- Directed by: Frank Rajah Arase
- Produced by: Yvonne Okoro
- Starring: Yvonne Okoro; Blossom Chukwujekwu; Nkem Owoh;
- Production company: Desamour Company
- Release date: June 4, 2016; Nigeria
- Countries: Ghana Nigeria

= Ghana Must Go (film) =

2016 film by Frank Rajah Arase

Ghana Must Go is a 2016 Ghana-Nigerian romantic comedy film, directed by Frank Rajah Arase. It stars Yvonne Okoro, Blossom Chukwujekwu and Nkem Owoh. This is the second film from Desamour Company, since Contract. The film was screened privately at Filmhouse Cinemas, Surulere in May 2016.

== Plot ==
The film tells a story of two lovers of different countries of origin, and the challenges they faced, especially from parents, after disclosing their intention of getting married.

==Cast==
- Yvonne Okoro as Ama
- Ik Ogbonna
- Blossom Chukwujekwu as Chuks
- Helen Paul
- Ada Ameh
- Nkem Owoh

== Plot ==
The film starts with Chuks (Blossom Chukwujekwu), a young man from a low class Nigerian family and Ama (Yvonne Okoro), a young woman from a wealthy Ghanaian household returning to Ghana from schooling in London. Both have been in a relationship for a while, and on the introduction of Bloom as a Nigerian to the family of Ama, their relationship gets threatened due to the stereotyped perception of her family towards Nigerians. Okoro's father, Kofi Adjorlolo is the most irritated by the relationship especially due to the manner Nigerian authorities handled Ghana Must Go situation in the early 80s.
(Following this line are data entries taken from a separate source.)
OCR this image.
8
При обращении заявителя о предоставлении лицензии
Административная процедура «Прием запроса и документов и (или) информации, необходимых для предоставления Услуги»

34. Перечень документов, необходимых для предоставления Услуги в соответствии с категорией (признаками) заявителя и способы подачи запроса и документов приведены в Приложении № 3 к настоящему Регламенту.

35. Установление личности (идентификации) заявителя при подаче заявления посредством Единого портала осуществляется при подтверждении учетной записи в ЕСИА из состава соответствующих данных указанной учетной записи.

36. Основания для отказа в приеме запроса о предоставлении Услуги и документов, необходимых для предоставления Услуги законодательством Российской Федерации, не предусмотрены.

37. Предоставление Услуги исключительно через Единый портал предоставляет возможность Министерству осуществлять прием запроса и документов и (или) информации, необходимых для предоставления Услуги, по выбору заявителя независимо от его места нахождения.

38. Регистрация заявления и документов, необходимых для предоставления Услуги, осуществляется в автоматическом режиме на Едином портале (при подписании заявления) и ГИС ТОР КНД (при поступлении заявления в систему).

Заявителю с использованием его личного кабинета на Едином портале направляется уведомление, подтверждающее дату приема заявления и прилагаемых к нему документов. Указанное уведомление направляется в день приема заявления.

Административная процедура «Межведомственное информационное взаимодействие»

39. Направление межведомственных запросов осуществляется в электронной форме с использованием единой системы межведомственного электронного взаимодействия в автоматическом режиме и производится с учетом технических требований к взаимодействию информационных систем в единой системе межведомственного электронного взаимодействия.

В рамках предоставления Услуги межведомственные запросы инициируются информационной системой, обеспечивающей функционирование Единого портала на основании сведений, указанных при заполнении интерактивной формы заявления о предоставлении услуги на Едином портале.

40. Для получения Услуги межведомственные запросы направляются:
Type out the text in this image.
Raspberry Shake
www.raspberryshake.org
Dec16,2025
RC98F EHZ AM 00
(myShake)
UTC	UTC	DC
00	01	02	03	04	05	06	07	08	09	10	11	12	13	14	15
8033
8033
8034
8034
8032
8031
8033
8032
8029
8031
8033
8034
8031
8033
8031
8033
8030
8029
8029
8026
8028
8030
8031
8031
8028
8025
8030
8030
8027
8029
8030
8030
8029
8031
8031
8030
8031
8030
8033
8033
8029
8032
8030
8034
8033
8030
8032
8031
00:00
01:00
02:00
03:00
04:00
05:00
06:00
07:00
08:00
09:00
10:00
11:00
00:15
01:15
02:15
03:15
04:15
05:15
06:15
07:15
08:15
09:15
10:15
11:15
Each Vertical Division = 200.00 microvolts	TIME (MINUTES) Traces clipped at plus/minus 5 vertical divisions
On discovery that his daughter was already married to Chuks, Kofi tried to manage the situation more favorably, but things got worse when his eccentric son, IK Ogbonna picks the family of Chuks, consisting of Nkem Owoh, Helen Paul and Ada Ameh at the airport on an invitation from Chuks. After several ups and down from the culture shock caused by the economic and ethnic differences between both families, the couple finally renewed their vows in Ghana with the presence and blessings of their parents.

== Reception ==
Yvonne Chinyere Anoruo of Olisa TV praised the acting of the main characters in the film. However, she noted that the film incorrectly tried to place Ghana as more developed and enlightened than Nigeria. So, she concluded her review by saying that the film was "very entertaining and enlightening even with its candid bites into history. So pause from worrying about the flailing economy and notorious power failure of the recent days and go calm your mind".

Andrew Oke of cinema review gave credit to the acting of the main character, but noted that the movie was poorly produced and managed. The movie in review was likened to a pot of soup that had all the necessary ingredients but came out poor because it was not done with the touch of an expert.

Chidumga Izuzu of Pulse Nigeria summarized her review by stating that the film "is a well-made movie with often very funny scenes".